I finally left that rock at the bottom of the hill about this time last year, and I can’t say I miss rolling it. Both rock and hill had shrunk over the years. But so had the pay. And the people who owned the hill at any given moment still seemed to think they were doing you a favor by letting you roll that rock.

“Well rolled indeed!” they’d exclaim as you reached the summit, gasping for air. “Sign here. And here. And here. And here. Yes, payment 30 days after publication as specified in the contract. Did we mention we’ve rewritten the contract? No? Well, we have, in Cretan Linear B this time, and I’m afraid we can’t cut you a check until you’ve scrawled your X on that old bottom line.

“Oh, dear, rock’s rolled down the bloody hill again. Be a dear and fetch it, won’t you? And do have your attorney or shaman or whomever look over that contract. Ta.”

Lacking professional support I eyeballed that contract myself and came away thinking the rock looked pretty good right where it was. It still does.

Doesn’t mean I’ve quit rolling rocks altogether, of course.

… and off it, as 2022 limps to a long-overdue finale.

Many years ago, between paying trips up and down the hill, I acquired my own tiny mound on the Innertubes and in my spare time nudged the odd pebble up its gentle slope. Strictly for giggles, mind you; if I were to charge admission it would feel like work.

I think I started blogging on AOL in the mid- to late Nineties; for sure I was doing my own self-hosted thing on a succession of small-time ISPs by 1999. The Wayback Machine has a capture from December 2000 that shows a visitor counter which started tallying the rubes a year earlier.

So, yeah. I’ve been at it for a few years, and I’m not giving it up. Not this year, and not next, Dog willing and the crick don’t rise. The bells and whistles come and go — the cartoons, the videos, the podcasting — but the blogging remains.

Who knows? It may just be The Next Big Thing.

But even if it isn’t, my thanks to all of yis who have gathered upon the hill — and who keep gathering, against your better judgment — to watch Your Humble Narrator perform his one-man, dinner-theater production of “Bowling with Sisyphus.”

I know, it’s only rock ’n’ roll.

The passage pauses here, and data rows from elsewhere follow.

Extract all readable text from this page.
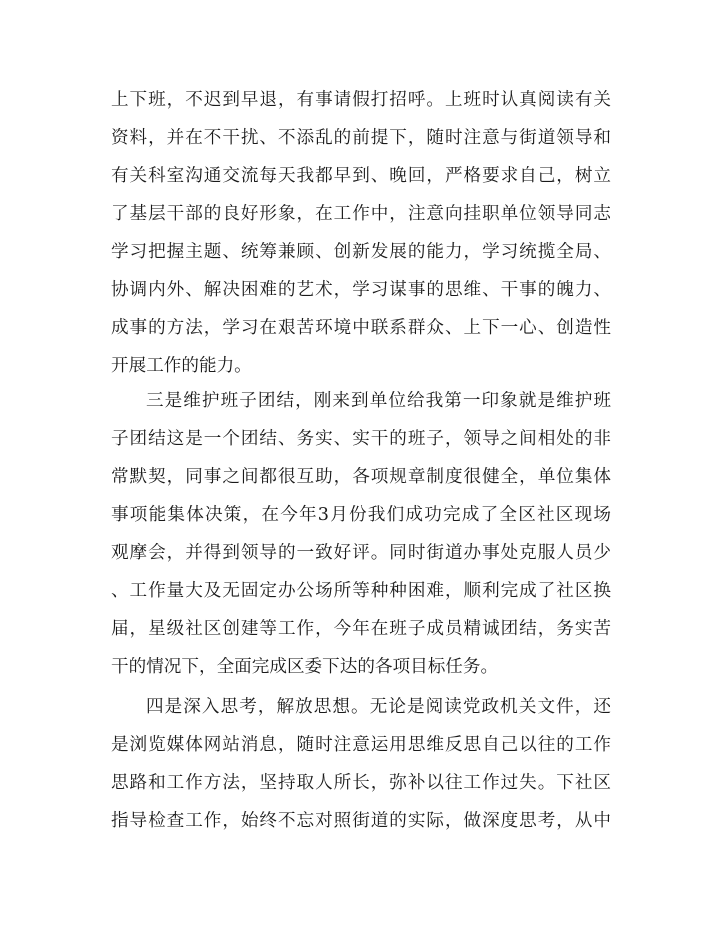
上下班，不迟到早退，有事请假打招呼。上班时认真阅读有关
资料，并在不干扰、不添乱的前提下，随时注意与街道领导和
有关科室沟通交流每天我都早到、晚回，严格要求自己，树立
了基层干部的良好形象，在工作中，注意向挂职单位领导同志
学习把握主题、统筹兼顾、创新发展的能力，学习统揽全局、
协调内外、解决困难的艺术，学习谋事的思维、干事的魄力、
成事的方法，学习在艰苦环境中联系群众、上下一心、创造性
开展工作的能力。
三是维护班子团结，刚来到单位给我第一印象就是维护班
子团结这是一个团结、务实、实干的班子，领导之间相处的非
常默契，同事之间都很互助，各项规章制度很健全，单位集体
事项能集体决策，在今年3月份我们成功完成了全区社区现场
观摩会，并得到领导的一致好评。同时街道办事处克服人员少
、工作量大及无固定办公场所等种种困难，顺利完成了社区换
届，星级社区创建等工作，今年在班子成员精诚团结，务实苦
干的情况下，全面完成区委下达的各项目标任务。
四是深入思考，解放思想。无论是阅读党政机关文件，还
是浏览媒体网站消息，随时注意运用思维反思自己以往的工作
思路和工作方法，坚持取人所长，弥补以往工作过失。下社区
指导检查工作，始终不忘对照街道的实际，做深度思考，从中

But I like it.

Huevos del Rancho Pendejo

This egg cooker is seven years younger than I am.
And unlike me, it still works.

With the Supreme Court slamming the Wayback Machine into overdrive, hellbent for the good ol’ Dred Scott days, it seemed appropriate to fiddle with some obsolete technology here at El Rancho Pendejo.

So yesterday I gave my G4 AGP Graphics “Sawtooth” Power Mac (1999) a brand-new LG monitor. The Mac has a DVI-I port, the monitor has an HDMI port, I had a DVI-D-to-HDMI cable, and somehow it all works, smoove like butta; go figure.

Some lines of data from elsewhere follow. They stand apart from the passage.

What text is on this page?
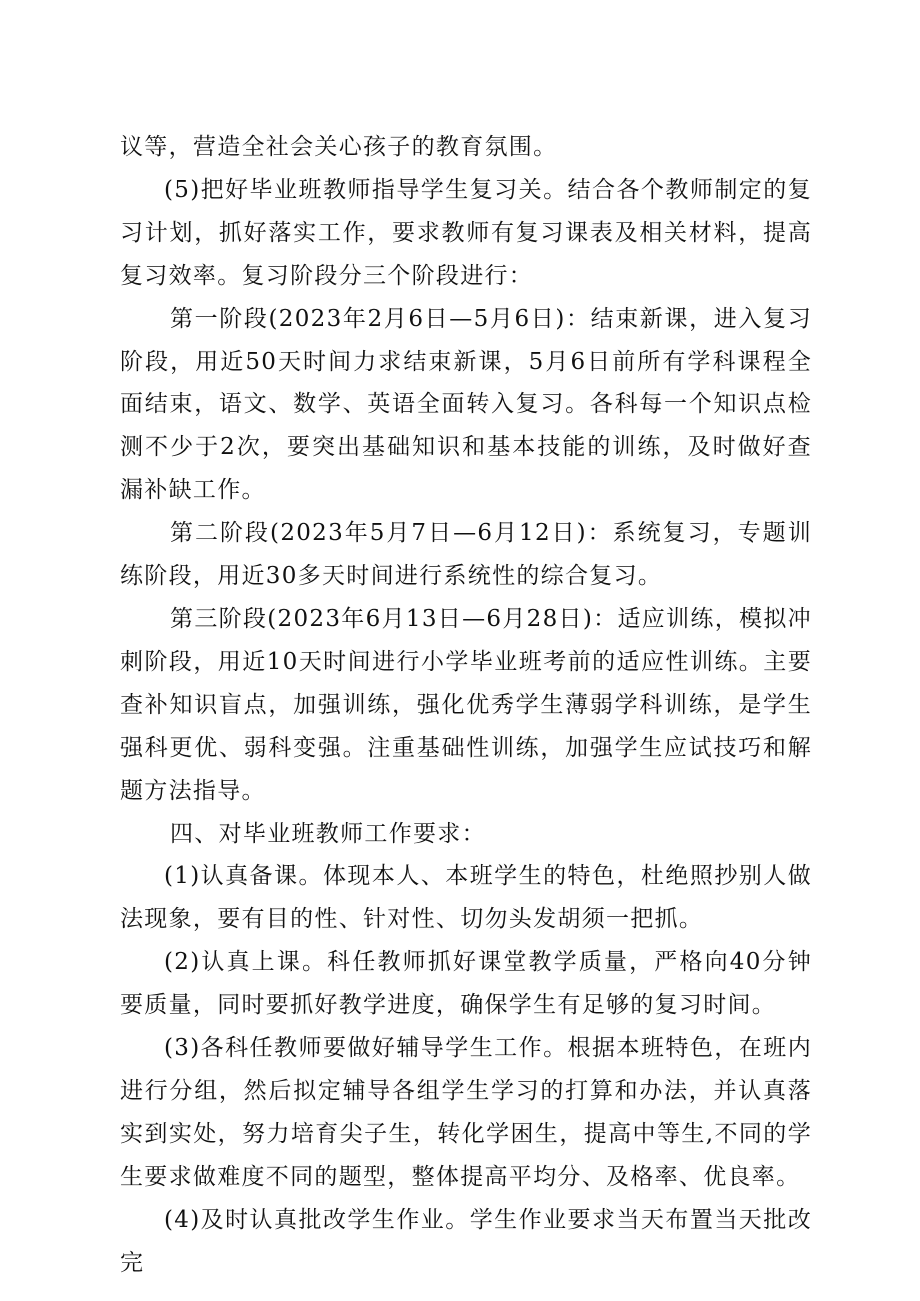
议等，营造全社会关心孩子的教育氛围。

(5)把好毕业班教师指导学生复习关。结合各个教师制定的复习计划，抓好落实工作，要求教师有复习课表及相关材料，提高复习效率。复习阶段分三个阶段进行：

第一阶段(2023年2月6日—5月6日)：结束新课，进入复习阶段，用近50天时间力求结束新课，5月6日前所有学科课程全面结束，语文、数学、英语全面转入复习。各科每一个知识点检测不少于2次，要突出基础知识和基本技能的训练，及时做好查漏补缺工作。

第二阶段(2023年5月7日—6月12日)：系统复习，专题训练阶段，用近30多天时间进行系统性的综合复习。

第三阶段(2023年6月13日—6月28日)：适应训练，模拟冲刺阶段，用近10天时间进行小学毕业班考前的适应性训练。主要查补知识盲点，加强训练，强化优秀学生薄弱学科训练，是学生强科更优、弱科变强。注重基础性训练，加强学生应试技巧和解题方法指导。

四、对毕业班教师工作要求：

(1)认真备课。体现本人、本班学生的特色，杜绝照抄别人做法现象，要有目的性、针对性、切勿头发胡须一把抓。

(2)认真上课。科任教师抓好课堂教学质量，严格向40分钟要质量，同时要抓好教学进度，确保学生有足够的复习时间。

(3)各科任教师要做好辅导学生工作。根据本班特色，在班内进行分组，然后拟定辅导各组学生学习的打算和办法，并认真落实到实处，努力培育尖子生，转化学困生，提高中等生,不同的学生要求做难度不同的题型，整体提高平均分、及格率、优良率。

(4)及时认真批改学生作业。学生作业要求当天布置当天批改完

Afterward I broke out the Bloo Wazoo (1980s-vintage 7-speed, single-ring 105) for an enjoyable hour of trail riding.

And today we test-drove a vintage Sunbeam automatic egg cooker (1961) that Herself unearthed at an estate sale. We were a little light on water the first time around but the second go was spot on.

When that cooker was brand-spankin’-new, Ruth Bader Ginsburg was a 28-year-old research assistant with the Columbia Law School Project on International Procedure, having been rejected for a clerkship with Supreme Court Justice Felix Frankfurter on the basis of her gender.

I wonder how she feels about seeing that rear-view mirror turn into a windshield. Probably feels like boiling somebody’s huevos, is my guess.